San Francisco Migrates to Hosted Exchange
The city and county of San Francisco have started a transition to using Microsoft's hosted e-mail service, choosing the software giant's service over Google and Lotus Notes.
Over the next year San Francisco will transition 23,000 users to the system and has had 300 pilot employees using the hosted service for the past five months.
San Francisco will pay Microsoft US$1.2 million a year or $6.50 per month per user, said Jon Walton, CIO for the City and County of San Francisco. "It's a significant cost savings to the city and was one of the key ways the department of technology was able to achieve the 20 percent budget reduction for this year which was a directive from the mayor," he said.

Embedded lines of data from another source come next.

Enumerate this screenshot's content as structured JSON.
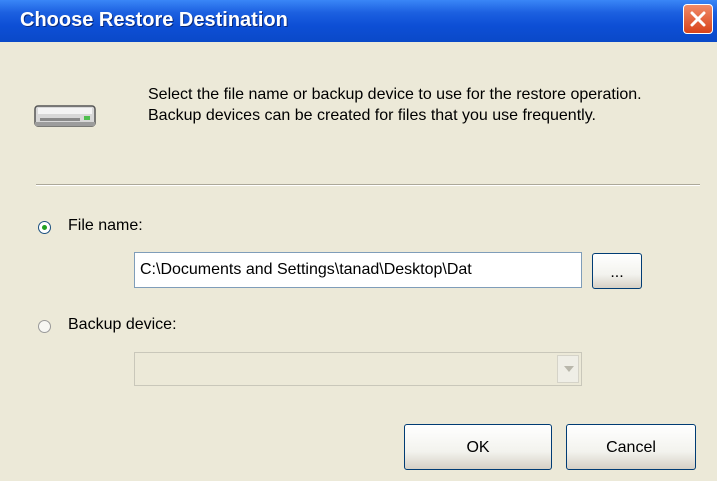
{
  "window": {
    "title": "Choose Restore Destination"
  },
  "intro": {
    "text": "Select the file name or backup device to use for the restore operation.  Backup devices can be created for files that you use frequently."
  },
  "options": {
    "file_name": {
      "label": "File name:",
      "selected": true,
      "value": "C:\\Documents and Settings\\tanad\\Desktop\\Dat",
      "browse_label": "..."
    },
    "backup_device": {
      "label": "Backup device:",
      "selected": false,
      "value": ""
    }
  },
  "buttons": {
    "ok_label": "OK",
    "cancel_label": "Cancel"
  },
  "icons": {
    "close": "close-icon",
    "device": "tape-drive-icon",
    "dropdown": "chevron-down-icon"
  },
  "colors": {
    "titlebar": "#0a49c8",
    "dialog_bg": "#ece9d8",
    "close_button": "#d9431a",
    "radio_dot": "#21a121"
  }
}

The city is currently operating seven e-mail systems, including two different Lotus Notes systems and five Exchange on-premise products. Maintaining those various systems was costly, in terms of supporting the hardware and software as well as management costs, he said.
Supporting multiple e-mail systems is common for governments, said Shawn McCarthy, an analyst from IDC. Often each department has its own e-mail system, making upgrading the software and maintaining patches inefficient, he said. "Having a common system across all agencies lets IT managers in government focus on what's their core mission," he said.
Moving to the cloud will also help San Francisco more easily use the latest technologies and better handle disaster situations, Walton said. His group hasn't been as disaster-ready as he would like and moving to the cloud means that e-mail should remain functioning even if there's a disaster in San Francisco, he said.
Microsoft beat out the competitors because San Francisco saw potential to expand its use, he said. "We have a strategic vision for the city of where we want to be over the next five years and the Exchange solution fit very well in terms of where we're going," he said. For instance, the city currently uses Office and Sharepoint and could migrate that software to Microsoft's cloud services as well, he said.
San Francisco is also interested in other Microsoft offerings like video conferencing, he said. "This creates for us a foundation, a core of a system that we can expand in the future," he said.
Rather than being alarmed by the outages that hit the hosted Exchange offering last week, Walton said the incident made him pleased to have chosen Microsoft. "I see what happened last week as demonstrating why I think we made the right decision," he said.
Microsoft kept San Francisco updated on the problem and ultimately e-mail was affected for four hours with none lost, he said.
"Frankly, this isn't the first e-mail outage the city has experienced in the past," he said. During the problems, San Francisco had just one point -- Microsoft -- to contact to find information about the problem, he said. That's an improvement over the current system where San Francisco might have to try to fix seven different systems, he said.
In addition, because San Francisco has a service level agreement with Microsoft, it will get a credit for the outage, he said.
San Francisco seems to have had a better experience with the outage than others, some of whom complained online about struggling to reach Microsoft support for help.
Walton doesn't expect to let go any workers due to the move to the hosted e-mail service. Instead, workers that previously maintained the many systems will be freed up to deliver better service to technology users, he said.
Microsoft and Google have been locked in a heated battle for government business and both have won notable contracts. They recently engaged in a war of words over important certifications required to serve some government agencies.